Good Reason

It's okay to be wrong. It's not okay to stay wrong.

Is it better to be right or happy?

Oldest Boy’s school diary has some suggestions for a successful year. Some are uncontroversial, like smiling at people and getting to school on time. But one of the suggestions got me thinking.

It is more important to be happy than right.

Is that so?

Most of the time, there’s no conflict. I feel happy when I’m found to be right, don’t you? And believing wrong things tends to lead to unhappiness. Sure, people can be happy with false beliefs for their entire lives. But I’d guess that knowing what’s right would be more conducive to happiness. Your world-view will match reality a bit better, and there’s less cognitive dissonance.

On the other hand, lately I’m equally happy being shown where I’m wrong. Then I don’t have to believe those wrong things anymore! And when you ‘have to be right’, then ego gets into it, you start defending territory instead of conducting honest inquiry, and you’re very unlikely to find out anything new. No thanks. Show me where I’m factually wrong, and I’ll thank you.

Maybe “being right” means two separate things:

1) Being ‘proven right’ in a discussion. This I don’t care much about, though it’s nice. I’d rather be the kind of person who cares what is right, rather than who is right. If this is the definition, maybe Oldest Boy’s book has a point. Let’s leave this aside.

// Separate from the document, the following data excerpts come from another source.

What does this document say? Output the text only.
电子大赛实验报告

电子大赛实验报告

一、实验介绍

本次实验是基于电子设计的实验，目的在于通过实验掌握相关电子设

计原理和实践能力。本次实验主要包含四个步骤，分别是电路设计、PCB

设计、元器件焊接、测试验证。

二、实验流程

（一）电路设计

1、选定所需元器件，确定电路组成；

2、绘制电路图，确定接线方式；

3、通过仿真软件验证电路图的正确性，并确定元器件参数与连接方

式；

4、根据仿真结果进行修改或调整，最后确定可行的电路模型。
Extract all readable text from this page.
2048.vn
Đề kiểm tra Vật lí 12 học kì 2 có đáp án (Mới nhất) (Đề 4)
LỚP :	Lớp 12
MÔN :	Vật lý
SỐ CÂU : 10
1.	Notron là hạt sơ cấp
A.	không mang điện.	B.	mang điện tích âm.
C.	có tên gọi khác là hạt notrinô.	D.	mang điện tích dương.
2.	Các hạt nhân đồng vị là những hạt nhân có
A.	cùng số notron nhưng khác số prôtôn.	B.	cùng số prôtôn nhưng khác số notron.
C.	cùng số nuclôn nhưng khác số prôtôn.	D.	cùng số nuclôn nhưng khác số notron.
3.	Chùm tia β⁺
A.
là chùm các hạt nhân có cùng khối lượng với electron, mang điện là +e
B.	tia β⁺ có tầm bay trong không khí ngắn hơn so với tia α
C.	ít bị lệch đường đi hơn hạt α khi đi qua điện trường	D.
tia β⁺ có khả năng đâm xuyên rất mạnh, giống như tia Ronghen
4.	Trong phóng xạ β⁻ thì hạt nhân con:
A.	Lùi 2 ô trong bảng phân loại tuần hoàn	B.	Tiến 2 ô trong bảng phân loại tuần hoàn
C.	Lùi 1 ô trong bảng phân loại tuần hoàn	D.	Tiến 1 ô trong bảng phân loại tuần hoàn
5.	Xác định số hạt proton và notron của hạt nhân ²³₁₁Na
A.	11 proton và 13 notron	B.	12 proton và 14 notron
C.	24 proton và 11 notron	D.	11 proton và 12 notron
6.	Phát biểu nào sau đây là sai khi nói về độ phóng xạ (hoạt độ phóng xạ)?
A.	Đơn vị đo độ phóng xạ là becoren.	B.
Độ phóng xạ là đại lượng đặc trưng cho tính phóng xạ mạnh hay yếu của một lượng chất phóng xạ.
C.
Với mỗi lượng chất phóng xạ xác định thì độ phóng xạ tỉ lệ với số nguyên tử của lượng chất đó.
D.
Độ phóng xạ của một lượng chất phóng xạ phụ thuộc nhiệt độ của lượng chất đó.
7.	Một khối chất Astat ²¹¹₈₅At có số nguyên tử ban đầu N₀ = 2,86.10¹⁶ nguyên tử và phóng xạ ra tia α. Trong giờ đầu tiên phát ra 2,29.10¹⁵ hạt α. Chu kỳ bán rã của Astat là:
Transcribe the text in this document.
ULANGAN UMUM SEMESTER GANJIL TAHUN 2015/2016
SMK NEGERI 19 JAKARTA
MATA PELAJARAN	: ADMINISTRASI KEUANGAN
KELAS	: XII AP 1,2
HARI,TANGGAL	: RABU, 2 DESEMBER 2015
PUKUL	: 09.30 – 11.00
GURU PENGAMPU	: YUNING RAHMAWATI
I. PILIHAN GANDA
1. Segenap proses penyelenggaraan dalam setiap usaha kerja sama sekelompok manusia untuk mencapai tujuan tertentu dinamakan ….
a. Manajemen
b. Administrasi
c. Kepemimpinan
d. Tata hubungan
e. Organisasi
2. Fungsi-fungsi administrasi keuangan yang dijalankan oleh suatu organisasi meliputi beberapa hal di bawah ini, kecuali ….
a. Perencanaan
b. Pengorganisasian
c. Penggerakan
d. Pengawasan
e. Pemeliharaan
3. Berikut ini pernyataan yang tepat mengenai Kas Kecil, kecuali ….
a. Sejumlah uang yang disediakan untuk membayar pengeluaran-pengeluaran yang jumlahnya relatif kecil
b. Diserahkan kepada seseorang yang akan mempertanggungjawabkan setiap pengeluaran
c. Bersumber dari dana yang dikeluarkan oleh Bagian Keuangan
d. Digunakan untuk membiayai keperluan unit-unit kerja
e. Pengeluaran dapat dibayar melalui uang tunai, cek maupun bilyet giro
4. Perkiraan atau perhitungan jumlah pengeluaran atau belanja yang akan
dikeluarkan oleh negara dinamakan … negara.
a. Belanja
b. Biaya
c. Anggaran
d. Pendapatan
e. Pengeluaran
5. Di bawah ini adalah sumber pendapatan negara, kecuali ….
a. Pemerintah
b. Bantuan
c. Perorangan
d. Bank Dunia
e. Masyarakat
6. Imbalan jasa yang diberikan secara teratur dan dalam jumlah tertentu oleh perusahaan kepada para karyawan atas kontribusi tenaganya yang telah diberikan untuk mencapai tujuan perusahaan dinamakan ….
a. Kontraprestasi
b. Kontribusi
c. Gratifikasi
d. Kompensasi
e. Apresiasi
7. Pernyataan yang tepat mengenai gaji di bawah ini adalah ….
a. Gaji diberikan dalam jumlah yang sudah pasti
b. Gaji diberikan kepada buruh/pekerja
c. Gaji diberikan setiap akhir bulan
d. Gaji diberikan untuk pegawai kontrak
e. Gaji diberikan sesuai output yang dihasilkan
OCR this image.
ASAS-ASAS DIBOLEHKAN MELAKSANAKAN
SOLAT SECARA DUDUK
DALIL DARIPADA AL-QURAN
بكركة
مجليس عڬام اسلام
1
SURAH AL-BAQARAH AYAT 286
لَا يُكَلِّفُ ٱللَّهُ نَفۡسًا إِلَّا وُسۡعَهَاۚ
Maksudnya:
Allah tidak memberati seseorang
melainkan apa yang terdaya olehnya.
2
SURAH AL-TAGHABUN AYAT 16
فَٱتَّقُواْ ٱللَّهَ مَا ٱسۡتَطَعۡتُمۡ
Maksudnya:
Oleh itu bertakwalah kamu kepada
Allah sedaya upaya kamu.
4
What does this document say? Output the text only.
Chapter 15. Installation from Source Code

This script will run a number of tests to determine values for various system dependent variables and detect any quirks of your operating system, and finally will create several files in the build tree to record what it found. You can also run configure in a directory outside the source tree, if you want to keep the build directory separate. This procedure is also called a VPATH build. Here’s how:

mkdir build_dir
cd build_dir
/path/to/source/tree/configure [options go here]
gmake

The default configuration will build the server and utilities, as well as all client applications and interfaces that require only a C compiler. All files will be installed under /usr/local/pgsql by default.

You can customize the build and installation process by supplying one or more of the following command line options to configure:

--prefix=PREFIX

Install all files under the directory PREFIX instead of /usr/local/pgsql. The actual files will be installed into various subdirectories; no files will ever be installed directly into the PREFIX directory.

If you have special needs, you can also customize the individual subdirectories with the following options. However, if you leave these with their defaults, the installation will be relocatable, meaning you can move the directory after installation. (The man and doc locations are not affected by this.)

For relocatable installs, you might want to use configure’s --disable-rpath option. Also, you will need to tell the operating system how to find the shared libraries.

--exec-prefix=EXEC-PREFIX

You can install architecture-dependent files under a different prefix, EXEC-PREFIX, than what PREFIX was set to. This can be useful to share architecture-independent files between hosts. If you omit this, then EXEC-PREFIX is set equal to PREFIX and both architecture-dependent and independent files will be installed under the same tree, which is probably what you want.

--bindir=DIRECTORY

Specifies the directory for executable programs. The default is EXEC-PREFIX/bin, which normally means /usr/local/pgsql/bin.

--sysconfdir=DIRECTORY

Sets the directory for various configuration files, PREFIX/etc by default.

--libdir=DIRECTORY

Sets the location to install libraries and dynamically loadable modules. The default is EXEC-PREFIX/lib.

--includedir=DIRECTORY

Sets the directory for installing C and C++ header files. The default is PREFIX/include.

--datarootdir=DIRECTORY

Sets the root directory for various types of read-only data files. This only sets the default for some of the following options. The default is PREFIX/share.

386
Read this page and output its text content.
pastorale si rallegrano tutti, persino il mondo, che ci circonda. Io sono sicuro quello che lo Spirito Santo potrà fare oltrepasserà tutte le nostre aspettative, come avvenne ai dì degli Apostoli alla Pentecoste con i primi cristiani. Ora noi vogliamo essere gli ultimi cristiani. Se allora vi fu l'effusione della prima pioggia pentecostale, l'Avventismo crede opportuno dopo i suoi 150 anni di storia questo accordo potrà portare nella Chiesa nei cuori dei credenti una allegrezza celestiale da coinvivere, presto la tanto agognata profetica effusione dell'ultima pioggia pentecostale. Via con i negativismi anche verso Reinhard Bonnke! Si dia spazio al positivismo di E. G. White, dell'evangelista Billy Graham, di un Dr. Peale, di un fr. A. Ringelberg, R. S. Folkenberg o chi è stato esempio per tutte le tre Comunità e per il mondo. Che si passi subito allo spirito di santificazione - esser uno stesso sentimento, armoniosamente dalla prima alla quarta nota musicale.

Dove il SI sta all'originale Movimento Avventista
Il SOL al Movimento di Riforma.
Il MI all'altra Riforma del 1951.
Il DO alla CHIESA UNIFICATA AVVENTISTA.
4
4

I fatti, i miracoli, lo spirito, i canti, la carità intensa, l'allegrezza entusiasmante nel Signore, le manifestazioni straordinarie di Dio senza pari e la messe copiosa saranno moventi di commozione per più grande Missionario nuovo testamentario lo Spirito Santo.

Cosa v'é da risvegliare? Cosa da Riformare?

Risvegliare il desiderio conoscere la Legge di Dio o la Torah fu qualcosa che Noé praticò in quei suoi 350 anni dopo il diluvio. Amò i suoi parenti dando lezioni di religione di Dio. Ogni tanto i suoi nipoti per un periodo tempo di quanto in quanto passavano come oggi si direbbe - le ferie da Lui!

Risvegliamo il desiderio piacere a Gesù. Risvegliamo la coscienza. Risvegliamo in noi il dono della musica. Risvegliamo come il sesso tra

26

2) Knowing what’s really going on, as close as we can get.

This second sense of ‘being right’ is, I’d say, more important than being happy. Like I say, usually there’s no conflict. But if there were, I’d want to know what’s true and be miserable.

Lots of people in the USA believed wrong things — that Saddam Hussein was responsible for 9/11, that invading Iraq was a good idea, that Bush was a good president who deserved a second term. They’re pretty happy in their safe houses. They still send emails round to each other about freedom and so on. But they were wrong. And with their false beliefs, they have happily created hell on earth for a lot of people. That kind of happiness looks self-serving and empty to me.

I was pretty happy in my religion of origin. I believed some ideas that are demonstrably false. I could have done so happily (mostly) for the rest of my life, believing that I would live again with my family after I died. But then I would have spent my life in the service of a story, with someone else getting all that tithing money, and no eternity at the end of it. I’ve given up on those stories now, and that was painful. It kind of sucks thinking I’m just going to die someday. But if that’s true, I’d rather know it, and live my life by sound principles.

Is self-deception happiness? Is ignorance bliss? Reality, though tinged with sadness, is all the happiness I need.

1 Comment

  1. I think it’s early gender indoctrination – possibly a female teacher ensuring the boys in her class learn their place at an early age? It reminds me of a friend of mine who apparently made an agreement with his wife that she could always be right and he could do what he wanted. I think you’re right to be concerned.